It appears that State participation, indigenisation and economic empowerment are still applied in various parts of the continent in a manner distinctive to each region, possibly as a result of the different historical backgrounds of the countries in which they are implemented. As a general overview, indigenisation does not seem to exist in Francophone Africa and more generally in West and Central Africa. In these countries, State participation seems to be mandatory only for companies created for the operation of mining projects. This is the case for all member countries of the West African Economic and Monetary Union (UEMOA) where the State must have a shareholding of 10% (Benin, Burkina Faso, Mali, Niger, Senegal…). This is also the case in Guinea, where this shareholding may be as much as 35%, 5% for the DRC or 15% for the Central Africa Republic.

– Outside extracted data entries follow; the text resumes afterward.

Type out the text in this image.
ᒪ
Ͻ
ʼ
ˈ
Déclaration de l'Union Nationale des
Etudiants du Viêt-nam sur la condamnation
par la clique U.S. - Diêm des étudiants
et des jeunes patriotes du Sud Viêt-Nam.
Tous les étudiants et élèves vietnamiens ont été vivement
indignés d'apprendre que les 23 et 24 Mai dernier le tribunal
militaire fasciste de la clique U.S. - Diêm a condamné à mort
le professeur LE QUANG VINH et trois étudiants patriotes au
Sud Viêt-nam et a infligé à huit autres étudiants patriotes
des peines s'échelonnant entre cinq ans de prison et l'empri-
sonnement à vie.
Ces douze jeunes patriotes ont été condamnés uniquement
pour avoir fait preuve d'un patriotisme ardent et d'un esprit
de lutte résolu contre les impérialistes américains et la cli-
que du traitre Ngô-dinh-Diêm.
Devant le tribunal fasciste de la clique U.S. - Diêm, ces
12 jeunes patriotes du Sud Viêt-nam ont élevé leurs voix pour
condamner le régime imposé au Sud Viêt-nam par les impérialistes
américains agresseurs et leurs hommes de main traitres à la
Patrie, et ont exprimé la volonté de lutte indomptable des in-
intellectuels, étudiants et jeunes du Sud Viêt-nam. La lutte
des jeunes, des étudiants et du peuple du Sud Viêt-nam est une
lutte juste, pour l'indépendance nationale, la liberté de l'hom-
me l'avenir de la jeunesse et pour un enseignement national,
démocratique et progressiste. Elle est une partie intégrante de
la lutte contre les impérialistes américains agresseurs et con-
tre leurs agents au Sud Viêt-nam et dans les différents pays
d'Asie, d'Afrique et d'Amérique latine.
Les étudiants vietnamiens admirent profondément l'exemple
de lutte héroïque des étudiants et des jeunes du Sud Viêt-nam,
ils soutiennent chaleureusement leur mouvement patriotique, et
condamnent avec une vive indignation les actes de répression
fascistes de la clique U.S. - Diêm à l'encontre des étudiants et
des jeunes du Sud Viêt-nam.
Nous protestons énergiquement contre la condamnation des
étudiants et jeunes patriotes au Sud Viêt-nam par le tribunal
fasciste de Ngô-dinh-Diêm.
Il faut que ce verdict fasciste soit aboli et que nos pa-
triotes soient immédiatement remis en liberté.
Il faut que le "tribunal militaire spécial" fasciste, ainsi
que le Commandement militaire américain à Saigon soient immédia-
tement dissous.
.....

Indigenisation and economic empowerment appear to be a trend in Southern and Eastern part of Africa and although several colonial influences exist in these regions, the Anglo-Saxon and Portuguese heritage remains a common feature, as does the fact that colonialism lasted far longer in this region than elsewhere on the continent. As a result, these States faced severe and potentially destabilizing disparities of wealth and resources between rich and poor at the attainment of their independence from colonial rule which, because of the economic policies of colonialism, was based on the colour line. This has been the case in the more commonly-discussed examples of South Africa and Zimbabwe but also to some extent in Namibia, Botswana, and Angola.
Indigenisation, such as in Zimbabwe, aims at giving a “controlling interest” of not less than 51% of the shares or interest in an enterprise to black indigenous Zimbabweans. Every company in respect of which 51% of the shares or a controlling interest is not held by indigenous Zimbabweans and whose net asset value is above certain thresholds (depending on the industry) must submit an indigenisation plan detailing how and when a controlling interest of its business will be transferred.
Indigenisation in other countries has been a relatively smooth process. In Angola, the “Angolanisation” policy seeks to ensure preferential treatment of Angolan Businessmen and also stipulates that companies must conform to a ratio of 70% national workers to 30% foreign workers.
In Botswana, the Government proactively encourages Citizen Businesses and Entrepreneurs. Certain categories of tenders are restricted to Citizen-owned companies only and Citizen-owned or Majority Citizen-owned companies enjoy preference during tender evaluations. Certain manufacturing activities are also restricted to Citizens and Citizen-owned companies. The Government has set up the Citizen Entrepreneurial Development Agency to provide fledgling citizen-based companies with technical, financial and managerial assistance.
Other countries tend to apply this policy for very specific and strategic sectors. This is the case in the DRC where land concessions for agriculture shall only be granted to Congolese individuals or companies having the State or Congolese individuals or Companies as shareholders.
The more sophisticated policies appear to be Namibia’s New Equitable Economic Empowerment Framework (NEEEF) which aims to provide a clear overarching policy framework into which all other policies will slot, promoting transformation in business through the five pillars of Ownership, Management Control and Employment Equity, Human Resources and Skills Development, Entrepreneurship Development and Community Investment; and of course South Africa’s BBBEE.
We will however continue to keep an eye on the evolution of the Economic Empowerment Policy in Tanzania and Zambia’s Citizen Economic Empowerment which seem to be very influenced by the South African system.